Works, but I don't understand why: isn't the duplicate also allocated on the stack? I mean, dup is supposed to just duplicate, isn't it? what does it give to the new structure that the original one hasn't? I thought I would have to do for instance:
	ints[] x;
	void f(int[] ints...) {
	  x.length = ints.length;   // allocate new area on the heap
	  x[] = ints[];             // copy elements in there
	}

> All is well, you should be good.

yo!

> -Steve

Thank you and Pelle for your help,
Denis
-- -- -- -- -- -- --
vit esse estrany ☣

spir.wikidot.com

On 11/12/2010 02:03 PM, Steven Schveighoffer wrote:
>
> Pelle, I spent all this time helping him, and you swoop in with the
> answer :)

I was in a rush when answering, causing the swoopiness of my post. :-)

I only knew the answer because I had almost exactly the same bug a week ago, or so.
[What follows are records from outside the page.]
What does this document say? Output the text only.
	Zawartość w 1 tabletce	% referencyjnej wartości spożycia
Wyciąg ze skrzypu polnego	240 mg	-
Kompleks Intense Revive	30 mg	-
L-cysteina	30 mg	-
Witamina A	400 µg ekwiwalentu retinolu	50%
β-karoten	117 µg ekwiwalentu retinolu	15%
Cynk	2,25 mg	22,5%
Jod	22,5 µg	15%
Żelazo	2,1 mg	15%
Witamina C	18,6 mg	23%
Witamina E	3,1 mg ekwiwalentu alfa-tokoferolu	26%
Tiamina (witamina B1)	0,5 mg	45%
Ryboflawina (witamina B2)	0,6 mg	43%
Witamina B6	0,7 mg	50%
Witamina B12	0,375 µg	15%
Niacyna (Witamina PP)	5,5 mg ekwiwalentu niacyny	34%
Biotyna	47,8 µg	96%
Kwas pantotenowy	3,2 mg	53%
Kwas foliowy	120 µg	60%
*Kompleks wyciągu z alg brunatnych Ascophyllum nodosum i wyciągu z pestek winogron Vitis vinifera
Coincidentally, for a parser generator.

On Sat, 13 Nov 2010 15:57:50 -0500, spir <denis.spir@gmail.com> wrote:

> On Fri, 12 Nov 2010 08:03:26 -0500
> "Steven Schveighoffer" <schveiguy@yahoo.com> wrote:

>> Essentially, if you change your line above to:
>>
>> this.patterns = patterns.dup;
>
> Works, but I don't understand why: isn't the duplicate also allocated on the stack? I mean, dup is supposed to just duplicate, isn't it? what does it give to the new structure that the original one hasn't? I thought I would have to do for instance:
> 	ints[] x;
> 	void f(int[] ints...) {
> 	  x.length = ints.length;   // allocate new area on the heap
> 	  x[] = ints[];             // copy elements in there
> 	}
>

When doing this:

arr1 = arr2;

It copies the reference to the data, not the data itself.  Since the data is on the stack, you are still pointing at the stack

arr1 = arr2.dup;

copies the data itself, then returns a reference to the new data.  The reference is stored wherever the reference is stored.  In your case, the reference this.patterns is stored in the class, so it's also stored on the heap.

I hope this is clearer.

-Steve